Artisan Partners Asset Management (APAM)
This asset manager is one for investors who like yield. APAM pays a 6.7% dividend yield. This company has a collection of very solid stock and debt mutual funds with good records. I have interviewed several of their fund managers, because of their decent records.
Founded in 1994, Artisan says it attracts and keeps talent in the investment business by offering transparent and decent financial incentives, and a high degree of autonomy. It says this autonomous investment team structure promotes independent analysis and accountability, which improves investment results.
The company says that since inception in 1994 it has generated $31 billion in investment returns above what customers would have gotten in the relative benchmark, passive indices.
Since inception, 16 of 17 strategies launched prior to 2020 have added value relative to their benchmarks, after fees. Twelve strategies have outperformed by an average of more than 300 basis points per year since inception after fees.
This performance helps explain why APAM attracts investors even though many people are favoring ETFs over actively managed funds. AUM increased to $162.9 billion at the quarter ending March 31, 2021, from $95 billion at the end of the same quarter a year ago.
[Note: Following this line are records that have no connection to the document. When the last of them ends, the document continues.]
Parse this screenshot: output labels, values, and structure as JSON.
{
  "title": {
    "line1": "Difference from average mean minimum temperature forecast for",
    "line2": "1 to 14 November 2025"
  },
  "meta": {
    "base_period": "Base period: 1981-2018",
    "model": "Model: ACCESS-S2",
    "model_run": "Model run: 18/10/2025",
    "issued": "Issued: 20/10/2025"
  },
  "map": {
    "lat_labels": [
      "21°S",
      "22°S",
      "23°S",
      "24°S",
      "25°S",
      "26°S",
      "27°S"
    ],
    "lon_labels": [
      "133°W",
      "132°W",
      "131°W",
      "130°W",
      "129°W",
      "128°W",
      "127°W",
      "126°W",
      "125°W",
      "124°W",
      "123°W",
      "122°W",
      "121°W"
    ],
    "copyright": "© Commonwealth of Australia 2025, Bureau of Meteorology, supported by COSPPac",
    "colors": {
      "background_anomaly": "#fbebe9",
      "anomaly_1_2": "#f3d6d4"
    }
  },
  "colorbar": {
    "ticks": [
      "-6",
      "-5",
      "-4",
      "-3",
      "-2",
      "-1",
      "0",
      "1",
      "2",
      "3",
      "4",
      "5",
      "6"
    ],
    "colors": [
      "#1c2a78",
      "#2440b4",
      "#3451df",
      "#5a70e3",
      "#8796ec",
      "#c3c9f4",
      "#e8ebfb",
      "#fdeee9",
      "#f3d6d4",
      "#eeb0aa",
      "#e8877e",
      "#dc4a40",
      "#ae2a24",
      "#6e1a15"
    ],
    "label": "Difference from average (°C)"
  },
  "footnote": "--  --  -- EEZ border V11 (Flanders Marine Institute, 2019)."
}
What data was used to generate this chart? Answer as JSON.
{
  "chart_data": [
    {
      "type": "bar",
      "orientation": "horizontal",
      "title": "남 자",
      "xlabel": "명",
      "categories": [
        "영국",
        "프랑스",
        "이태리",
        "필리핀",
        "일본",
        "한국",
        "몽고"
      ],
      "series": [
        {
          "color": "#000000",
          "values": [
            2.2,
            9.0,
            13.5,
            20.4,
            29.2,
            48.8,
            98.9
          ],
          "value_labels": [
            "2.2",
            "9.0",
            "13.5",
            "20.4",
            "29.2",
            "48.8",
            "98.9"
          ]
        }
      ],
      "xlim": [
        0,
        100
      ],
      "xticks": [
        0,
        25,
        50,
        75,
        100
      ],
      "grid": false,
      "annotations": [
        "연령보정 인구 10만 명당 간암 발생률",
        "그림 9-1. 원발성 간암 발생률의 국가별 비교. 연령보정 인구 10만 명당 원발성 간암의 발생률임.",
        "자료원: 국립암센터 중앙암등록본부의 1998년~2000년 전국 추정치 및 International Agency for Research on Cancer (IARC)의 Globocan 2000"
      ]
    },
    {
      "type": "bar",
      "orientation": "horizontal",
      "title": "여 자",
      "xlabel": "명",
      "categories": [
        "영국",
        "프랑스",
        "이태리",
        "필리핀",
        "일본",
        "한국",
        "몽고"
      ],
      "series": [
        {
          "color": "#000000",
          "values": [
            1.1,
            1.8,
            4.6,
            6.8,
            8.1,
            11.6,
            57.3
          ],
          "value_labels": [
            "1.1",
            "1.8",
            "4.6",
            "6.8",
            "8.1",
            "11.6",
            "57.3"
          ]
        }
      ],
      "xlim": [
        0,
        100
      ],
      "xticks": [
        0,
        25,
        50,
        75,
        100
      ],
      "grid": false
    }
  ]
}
AUM increase 3% sequentially, or $3.7 billion of investment returns and $1.4 billion in net client cash inflows.
Revenues of $290.7 million in the March 2021 quarter increased 11% sequentially. Operating margin slipped though, sequentially, to 41.9% from 43.5%. Revenue jumped 43% over the March quarter in 2020.
The insider buying here was quite sizable at $5 million, and it happened at $51. This should be the conservative buy limit, though I suggest buying here and adding on weakness that takes it back down there. I bought today around current levels.
Pays a 6.7% dividend yield, with the potential for capital appreciation. Because we are probably in a sustained economic growth phase here, I still favor cyclical names with yield, over defensive names with yield.
Westwood Holdings (WHG)
Here is another asset manager for the yield fans. WHG pays a 2.2% dividend yield. And unlike classic defensive dividend names which I am avoiding right now, WHG offers capital appreciation potential, because it is a cyclical given the stock market exposure.
Based in Dallas and founded in 1983, Westwood provides investment advisory services to institutional investors, a family of mutual funds called the Westwood Funds, and other mutual funds. Westwood Management and Westwood Trust managed about $14.5 billion at the end of Q1, up from $13 billion at the end of the fourth quarter. Net inflows in Q1 exceeding $500 million.
Westwood posted revenue of $18.3 million in Q1, compared with $17.1 million in the fourth quarter and $16.7 million a year ago. It posted first quarter net income of $4.1 million compared to $2.8 million for the fourth quarter, mainly on higher revenues and realized gains from private investments.
The company says it has been reducing expenses, in part by subleasing a portion of its excess Dallas office space. Mario Gabelli has a 6.9% position here, which I consider to be a positive.
The insider buying happened at $17.89. Consider buying now and adding on weakness towards that level. Buying was sizeable at $447,325 worth. Besides the dividend, the company is buying back significant amounts of shares. I own.